I can only recommend “Repulsion”. It may be the best movie in 1965 for me. Certainly the most effective. Go watch it! Now!


Saturday 27 October 2018

Chimes at Midnight (Campanadas a Medianoche) (1965)


I am on a roll with odd film experiences. Seriously, the mid-sixties are awash with them. “Falstaff (Chimes at Midnight)” is no exception.

It is a period piece in a medieval setting around some English king and his son and as such should be quite watchable, but as this story is based on a Shakespeare play or two, the actors are all speaking in that particular Shakespearian, declamatory and antiquated manner. Add to that that the sound was absolutely horrible, and the DVD came without subtitles and I have not clue what anybody was saying. It was like watching a silent movie without title cards. I tried to read up on the plot summary as the movie progressed, but it is not the same thing at all and large chunks of the movie is just incomprehensible to me.

This is of course a failure on my side and I have no doubt that there are plenty of people out there who gets a lot more out of this movie than I did. For one I have never been into the whole Shakespeare thing and secondly a native speaker would likely have less trouble than me catching the gist of what the characters were saying.

In any case the story is more or less this: King Henry IV of England (John Gielgud) has supposedly usurped the throne of England from the true heir, triggering an uprising from the followers of that heir. Meanwhile his son, Prince Hal (Keith Baxter) is having a splendid time hanging out in bars with the corpulent and useless knight Falstaff (Orson Welles). There is a big battle between the rebels and the loyalists in which Hal defeats the leader of the uprising in single combat. Later on, at the deathbed of the King Henry IV, Hal and the king makes friend and when the king soon after dies, Hal takes the throne as Henry V. Suddenly Hal is too good for Falstaff who feels betrayed and dies.

That was about as much as I got out of it. Obviously the material of this movie is in the details, in the dialogue and the banter of Welles’ Falstaff, but as mentioned, this was largely wasted on me, so I cannot say if it was fun or deep or hit the right Shakespearian heights. This could be absolutely brilliant, and I would not know. 

Orson Welles is very corpulent and seems to be the joke of the movie. He does seem to have an inflated opinion on himself and held in disrepute by everybody else. As such he was likely very entertaining. For me he was just a fat guy rambling around in oversize armor.

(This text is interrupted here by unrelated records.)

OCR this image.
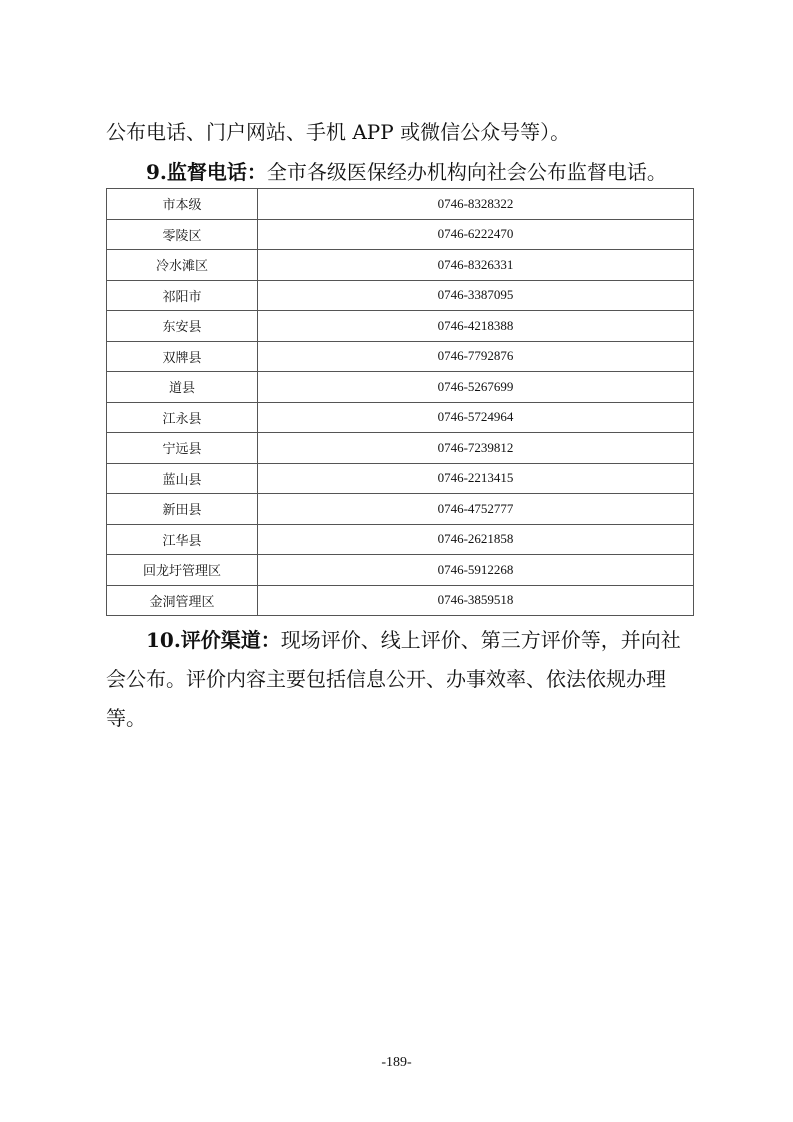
公布电话、门户网站、手机 APP 或微信公众号等）。

9.监督电话：全市各级医保经办机构向社会公布监督电话。

市本级	0746-8328322
零陵区	0746-6222470
冷水滩区	0746-8326331
祁阳市	0746-3387095
东安县	0746-4218388
双牌县	0746-7792876
道县	0746-5267699
江永县	0746-5724964
宁远县	0746-7239812
蓝山县	0746-2213415
新田县	0746-4752777
江华县	0746-2621858
回龙圩管理区	0746-5912268
金洞管理区	0746-3859518

10.评价渠道：现场评价、线上评价、第三方评价等，并向社会公布。评价内容主要包括信息公开、办事效率、依法依规办理等。

-189-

Speaking of armor, the battle at the center of the movie is quite spectacular. It is a bloody mess involving a lot of knights in heavy armor and soldiers of all sorts milling around and as it does not require any dialogue I was able to fully appreciate it. Too bad that men killing each other does not hold the same allure to me as it used to.

Besides being partially the reason to me losing out on the dialogue, the sound is an annoyance all on its own. Technically it is very poorly done and some of the voices are so annoying that I felt physical pain listening to it. Just terrible.

I do not feel I am able to judge this movie. There seems to be a consensus appreciation of this movie and I am barred from that club on a mostly technical basis. I will therefore leave it to others to say if this is a good or a bad movie. Let me just say that these were two very long hours of my life.